Saturday, 27th February.

When Mr. McDowell returned from the burial of those shot on Jewish Hill, he reported that they had found forty bodies and identified all but five or six.

On Wednesday night, a still more horrible deed was committed at Gulpashan. This village and Iriawa had been shielded, partly through the efforts of a German; but on Wednesday night a band of Persian volunteers, arriving from Salmas or beyond, went there, took fifty men, and, according to reports, shot them in the graveyard near by. They then plundered the village, took girls and young women, outraged them, and acted in general as one might expect Satan to do when turned loose.

The horror and sadness of everything has been brought nearer to us by the death of Mlle. Madelaine Perrochet, a young Swiss girl who came with the Coans four months ago to teach the missionary children. She was only twenty-one, so bright, so pretty, that we had all learned to love her dearly. She spoke English well, and, of course, French and German. She died on Thursday, after dinner, and yesterday (Friday) we had the funeral service in Dr. Coan’s living room, led by Mr. McDowell. We could not take her out to our little cemetery at Seir, so she was buried in Dr. Coan’s garden, just at the right of the entrance to the long grape-arbour. In his prayer Mr. McDowell used the words: “We are not only walking in the valley of the shadow of death, but we are dwelling there in these weeks.”

Just now two of the young Syrians who are the chief men in helping with the bread came in and told me that they had received warning secretly that they had better leave here and hide with some friendly Moslems, as the Turkish Consul is going to take out all the young men from our yards and other places in the city and kill them—“wipe them out.” I cannot believe that it can be true, but we cannot know. If they enter our yards by force and murder men, then there is no further safety for any of us. As one of these young men said just now: “Let us commit everything into the hands of God, and then wait and be ready for whatever comes.”
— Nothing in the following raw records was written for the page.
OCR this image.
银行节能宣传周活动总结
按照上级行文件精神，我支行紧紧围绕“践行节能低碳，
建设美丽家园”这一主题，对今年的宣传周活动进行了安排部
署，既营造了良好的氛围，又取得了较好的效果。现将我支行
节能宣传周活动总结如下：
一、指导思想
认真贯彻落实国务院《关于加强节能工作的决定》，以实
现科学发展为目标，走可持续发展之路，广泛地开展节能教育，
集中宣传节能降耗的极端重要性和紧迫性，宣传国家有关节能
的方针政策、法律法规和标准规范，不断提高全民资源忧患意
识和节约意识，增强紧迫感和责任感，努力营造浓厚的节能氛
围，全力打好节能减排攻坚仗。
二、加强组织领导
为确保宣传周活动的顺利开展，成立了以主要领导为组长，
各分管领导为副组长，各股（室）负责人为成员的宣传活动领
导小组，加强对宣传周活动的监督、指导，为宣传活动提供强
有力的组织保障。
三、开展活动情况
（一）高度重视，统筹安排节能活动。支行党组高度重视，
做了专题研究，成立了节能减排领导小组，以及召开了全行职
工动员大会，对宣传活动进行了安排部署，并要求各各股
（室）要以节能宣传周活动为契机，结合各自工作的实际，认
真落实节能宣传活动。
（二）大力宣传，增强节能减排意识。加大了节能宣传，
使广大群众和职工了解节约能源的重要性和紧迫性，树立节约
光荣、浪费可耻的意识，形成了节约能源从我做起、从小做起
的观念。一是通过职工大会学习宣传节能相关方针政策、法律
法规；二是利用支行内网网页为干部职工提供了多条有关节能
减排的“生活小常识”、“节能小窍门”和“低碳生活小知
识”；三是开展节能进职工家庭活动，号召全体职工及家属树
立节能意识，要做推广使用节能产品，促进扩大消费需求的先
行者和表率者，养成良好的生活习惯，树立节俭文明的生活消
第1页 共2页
Typhus is raging at the College. Yesterday there were seventy cases at the College compound, and over a hundred others on diet, with the probability of a large part of them developing typhoid. It is impossible to take care of so many cases or feed them properly under such conditions. At the hospital they are buying all the milk and mesta (matzoun) they can get. Mrs. Cochran has had charge of the feeding there, as well as doing much else, and yesterday she went to bed; to-day there are symptoms of typhoid. Mrs. Coan and Miss Coan took care of Mlle. Perrochet, and the last week or two had the help of a Syrian woman who has had a nurse’s course in America, Miss George. She has proved very efficient and a great help and comfort.